Em fevereiro o LANCENET! publicou com exclusividade imagens do local onde Ricardo Teixeira fica quando está nos Estados Unidos. Entre as cidades de Boca Raton e Palm Beach, próxima a Miami, o condomínio é de alto luxo, com acesso pela sugestiva Champion Boulevard. Trata-se de uma mansão cercada por um exclusivo campo de golfe
Ricardo Teixeira comunicou na quinta-feira as federações estaduais de que sairá de licença por tempo não especificado. O cartola indicou Marin, o vice da Região Sudeste, para assumir interinamente o comando da entidade. O e-mail eviado às federações não apresenta a justificativa para o afastamento de Teixeira. Presidentes de entidades estaduais atribuem o fato aos problemas de saúde que o cartola vem enfrentando.

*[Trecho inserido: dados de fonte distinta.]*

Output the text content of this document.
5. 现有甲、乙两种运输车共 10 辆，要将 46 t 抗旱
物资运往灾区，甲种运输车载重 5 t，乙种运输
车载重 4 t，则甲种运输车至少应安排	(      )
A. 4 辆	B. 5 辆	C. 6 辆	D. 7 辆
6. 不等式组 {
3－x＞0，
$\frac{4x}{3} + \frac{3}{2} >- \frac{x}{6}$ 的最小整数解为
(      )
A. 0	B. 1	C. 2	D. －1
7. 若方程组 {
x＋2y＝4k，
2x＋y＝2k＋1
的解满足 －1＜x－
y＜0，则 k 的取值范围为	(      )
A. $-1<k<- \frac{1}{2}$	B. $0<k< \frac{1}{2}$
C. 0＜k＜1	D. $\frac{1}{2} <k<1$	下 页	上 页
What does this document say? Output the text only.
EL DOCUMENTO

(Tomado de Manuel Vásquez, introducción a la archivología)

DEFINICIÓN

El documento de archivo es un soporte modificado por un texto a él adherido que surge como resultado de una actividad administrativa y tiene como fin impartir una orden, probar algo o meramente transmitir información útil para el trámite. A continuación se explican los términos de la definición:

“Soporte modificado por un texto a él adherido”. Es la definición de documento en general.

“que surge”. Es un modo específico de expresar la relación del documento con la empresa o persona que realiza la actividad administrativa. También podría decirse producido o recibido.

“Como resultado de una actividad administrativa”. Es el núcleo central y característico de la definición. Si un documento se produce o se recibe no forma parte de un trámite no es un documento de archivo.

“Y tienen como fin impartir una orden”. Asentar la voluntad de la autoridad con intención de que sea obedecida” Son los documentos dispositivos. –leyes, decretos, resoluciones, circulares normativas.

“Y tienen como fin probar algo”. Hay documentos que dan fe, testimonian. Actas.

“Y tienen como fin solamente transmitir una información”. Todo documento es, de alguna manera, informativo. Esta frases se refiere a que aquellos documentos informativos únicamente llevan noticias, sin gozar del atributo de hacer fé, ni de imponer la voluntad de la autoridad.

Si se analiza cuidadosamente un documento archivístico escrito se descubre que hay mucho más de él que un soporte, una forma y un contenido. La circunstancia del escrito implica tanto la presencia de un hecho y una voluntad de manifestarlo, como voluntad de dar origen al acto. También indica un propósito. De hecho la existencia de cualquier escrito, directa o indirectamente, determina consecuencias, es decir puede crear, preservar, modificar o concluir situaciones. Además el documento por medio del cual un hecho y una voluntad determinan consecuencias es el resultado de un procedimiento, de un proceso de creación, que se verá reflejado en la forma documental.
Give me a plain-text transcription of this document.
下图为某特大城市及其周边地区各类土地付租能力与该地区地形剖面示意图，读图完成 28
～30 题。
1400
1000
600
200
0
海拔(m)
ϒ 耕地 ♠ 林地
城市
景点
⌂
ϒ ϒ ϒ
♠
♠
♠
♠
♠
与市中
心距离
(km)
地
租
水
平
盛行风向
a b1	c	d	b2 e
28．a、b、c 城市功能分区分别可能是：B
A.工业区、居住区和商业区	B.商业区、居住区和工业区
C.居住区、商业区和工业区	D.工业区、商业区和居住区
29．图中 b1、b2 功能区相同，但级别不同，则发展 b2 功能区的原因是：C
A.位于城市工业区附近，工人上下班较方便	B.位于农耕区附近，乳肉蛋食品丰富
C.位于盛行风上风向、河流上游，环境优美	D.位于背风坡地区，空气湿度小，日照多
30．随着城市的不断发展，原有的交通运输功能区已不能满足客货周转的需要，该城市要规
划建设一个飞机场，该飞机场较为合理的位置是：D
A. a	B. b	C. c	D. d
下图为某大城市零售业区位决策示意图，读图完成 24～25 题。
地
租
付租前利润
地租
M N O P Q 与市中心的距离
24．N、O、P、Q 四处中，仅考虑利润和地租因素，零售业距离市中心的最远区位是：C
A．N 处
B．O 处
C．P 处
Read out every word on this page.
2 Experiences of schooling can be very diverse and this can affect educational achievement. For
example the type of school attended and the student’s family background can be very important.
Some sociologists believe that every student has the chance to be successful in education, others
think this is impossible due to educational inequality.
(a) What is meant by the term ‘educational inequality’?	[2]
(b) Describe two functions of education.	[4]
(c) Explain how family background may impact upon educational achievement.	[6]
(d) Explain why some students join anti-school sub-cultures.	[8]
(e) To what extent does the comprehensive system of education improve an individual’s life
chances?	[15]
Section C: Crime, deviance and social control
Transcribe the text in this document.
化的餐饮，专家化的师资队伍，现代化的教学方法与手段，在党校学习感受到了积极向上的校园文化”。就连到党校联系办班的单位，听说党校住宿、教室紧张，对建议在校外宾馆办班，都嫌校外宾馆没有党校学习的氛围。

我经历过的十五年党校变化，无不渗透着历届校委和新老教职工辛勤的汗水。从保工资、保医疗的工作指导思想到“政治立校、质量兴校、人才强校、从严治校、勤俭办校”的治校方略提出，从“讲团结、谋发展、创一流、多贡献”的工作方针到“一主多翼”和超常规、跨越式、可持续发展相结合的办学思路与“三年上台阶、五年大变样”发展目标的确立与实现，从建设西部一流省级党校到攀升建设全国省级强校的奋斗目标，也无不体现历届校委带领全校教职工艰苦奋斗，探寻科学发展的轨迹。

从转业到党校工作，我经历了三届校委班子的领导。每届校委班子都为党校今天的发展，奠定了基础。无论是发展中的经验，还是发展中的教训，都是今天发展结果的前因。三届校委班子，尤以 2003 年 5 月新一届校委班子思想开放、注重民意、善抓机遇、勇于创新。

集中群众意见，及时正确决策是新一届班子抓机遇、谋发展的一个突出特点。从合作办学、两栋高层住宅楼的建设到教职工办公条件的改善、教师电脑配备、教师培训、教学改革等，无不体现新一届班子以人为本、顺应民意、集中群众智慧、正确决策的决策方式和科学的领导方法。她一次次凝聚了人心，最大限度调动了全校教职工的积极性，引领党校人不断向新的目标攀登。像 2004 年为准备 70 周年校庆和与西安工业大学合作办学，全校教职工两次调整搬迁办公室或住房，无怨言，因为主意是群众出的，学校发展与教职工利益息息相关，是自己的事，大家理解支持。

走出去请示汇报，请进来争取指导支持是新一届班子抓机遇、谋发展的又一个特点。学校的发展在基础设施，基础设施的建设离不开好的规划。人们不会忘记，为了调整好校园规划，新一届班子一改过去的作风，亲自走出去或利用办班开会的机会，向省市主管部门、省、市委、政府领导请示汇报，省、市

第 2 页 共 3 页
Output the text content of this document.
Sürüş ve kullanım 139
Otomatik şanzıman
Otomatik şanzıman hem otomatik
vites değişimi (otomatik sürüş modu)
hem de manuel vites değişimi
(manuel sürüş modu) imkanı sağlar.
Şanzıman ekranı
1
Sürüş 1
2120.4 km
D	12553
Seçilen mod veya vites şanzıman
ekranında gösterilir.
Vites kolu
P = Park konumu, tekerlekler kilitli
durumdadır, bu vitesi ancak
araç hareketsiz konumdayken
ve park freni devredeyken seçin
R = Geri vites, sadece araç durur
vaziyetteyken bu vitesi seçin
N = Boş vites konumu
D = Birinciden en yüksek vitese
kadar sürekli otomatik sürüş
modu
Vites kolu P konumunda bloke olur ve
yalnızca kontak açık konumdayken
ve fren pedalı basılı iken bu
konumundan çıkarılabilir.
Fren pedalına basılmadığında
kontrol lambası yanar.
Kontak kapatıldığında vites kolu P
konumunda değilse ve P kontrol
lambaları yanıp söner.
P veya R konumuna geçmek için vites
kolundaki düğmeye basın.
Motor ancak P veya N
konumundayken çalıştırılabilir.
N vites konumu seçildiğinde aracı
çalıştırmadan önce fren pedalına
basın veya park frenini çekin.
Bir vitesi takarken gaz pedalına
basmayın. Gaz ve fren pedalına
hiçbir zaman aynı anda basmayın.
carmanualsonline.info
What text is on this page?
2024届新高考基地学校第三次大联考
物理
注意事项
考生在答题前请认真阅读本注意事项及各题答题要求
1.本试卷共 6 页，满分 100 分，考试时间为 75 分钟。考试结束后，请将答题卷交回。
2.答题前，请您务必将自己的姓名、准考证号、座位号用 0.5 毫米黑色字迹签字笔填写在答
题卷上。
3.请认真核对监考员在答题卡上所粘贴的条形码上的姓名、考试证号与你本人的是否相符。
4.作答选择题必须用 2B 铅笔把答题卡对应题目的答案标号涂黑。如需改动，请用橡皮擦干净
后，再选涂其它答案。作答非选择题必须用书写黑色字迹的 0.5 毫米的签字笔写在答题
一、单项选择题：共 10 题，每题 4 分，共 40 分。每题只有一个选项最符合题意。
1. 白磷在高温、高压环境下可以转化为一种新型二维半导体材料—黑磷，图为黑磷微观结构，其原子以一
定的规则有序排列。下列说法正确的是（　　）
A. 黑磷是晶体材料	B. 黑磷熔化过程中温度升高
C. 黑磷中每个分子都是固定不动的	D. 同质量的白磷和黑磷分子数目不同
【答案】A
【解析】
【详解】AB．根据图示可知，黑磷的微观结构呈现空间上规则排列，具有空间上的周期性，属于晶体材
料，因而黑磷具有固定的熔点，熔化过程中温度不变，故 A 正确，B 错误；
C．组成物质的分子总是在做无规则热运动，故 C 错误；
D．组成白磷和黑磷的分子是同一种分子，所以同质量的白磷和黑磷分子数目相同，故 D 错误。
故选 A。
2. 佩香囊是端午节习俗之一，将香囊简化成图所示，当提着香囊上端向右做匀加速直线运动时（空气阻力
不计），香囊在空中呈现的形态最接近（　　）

O estatuto da CBF permite ao presidente se ausentar por até 180 dias consecutivos. Não está claro no texto da lei se essa licença pode ser renovada. O ofício encaminhado às federações não especifica o período de ausência.
O afastamento de Teixeira era dado como certo desde a Assembleia Geral Extraordinária da CBF realizada no último dia 29. Na ocasião, o dirigente negou que deixaria o comando da entidade em definitivo, mas admitiu que poderia se licenciar devido a uma diverticulite.
Na semana passada, Teixeira passou por exames médicos. Os resultados apontariam se haveria ou não necessidade de se afastar da CBF. No entanto, presidentes de federação já contavam com a ausência do cartola.
Também já era esperada a indicação de José Maria Marin. O paulista esteve interinamente à frente da entidade entre dezembro e janeiro deste ano, quando Teixeira também se licenciou por problemas de saúde. Por se tratar de um afastamento temporário, o cartola poderia apontar qualquer um de seus cinco vices para substituí-lo.
Durante a assembleia da semana passada, presidentes de federação chegaram a sugerir um rodízio entre os vices regionais. Os dirigentes temiam demasiada influência paulista na CBF, já que Marin é amigo de Marco Polo del Nero, presidente da Federação Paulista de Futebol (FPF) e cartola mais próximo de Teixeira na atualidade.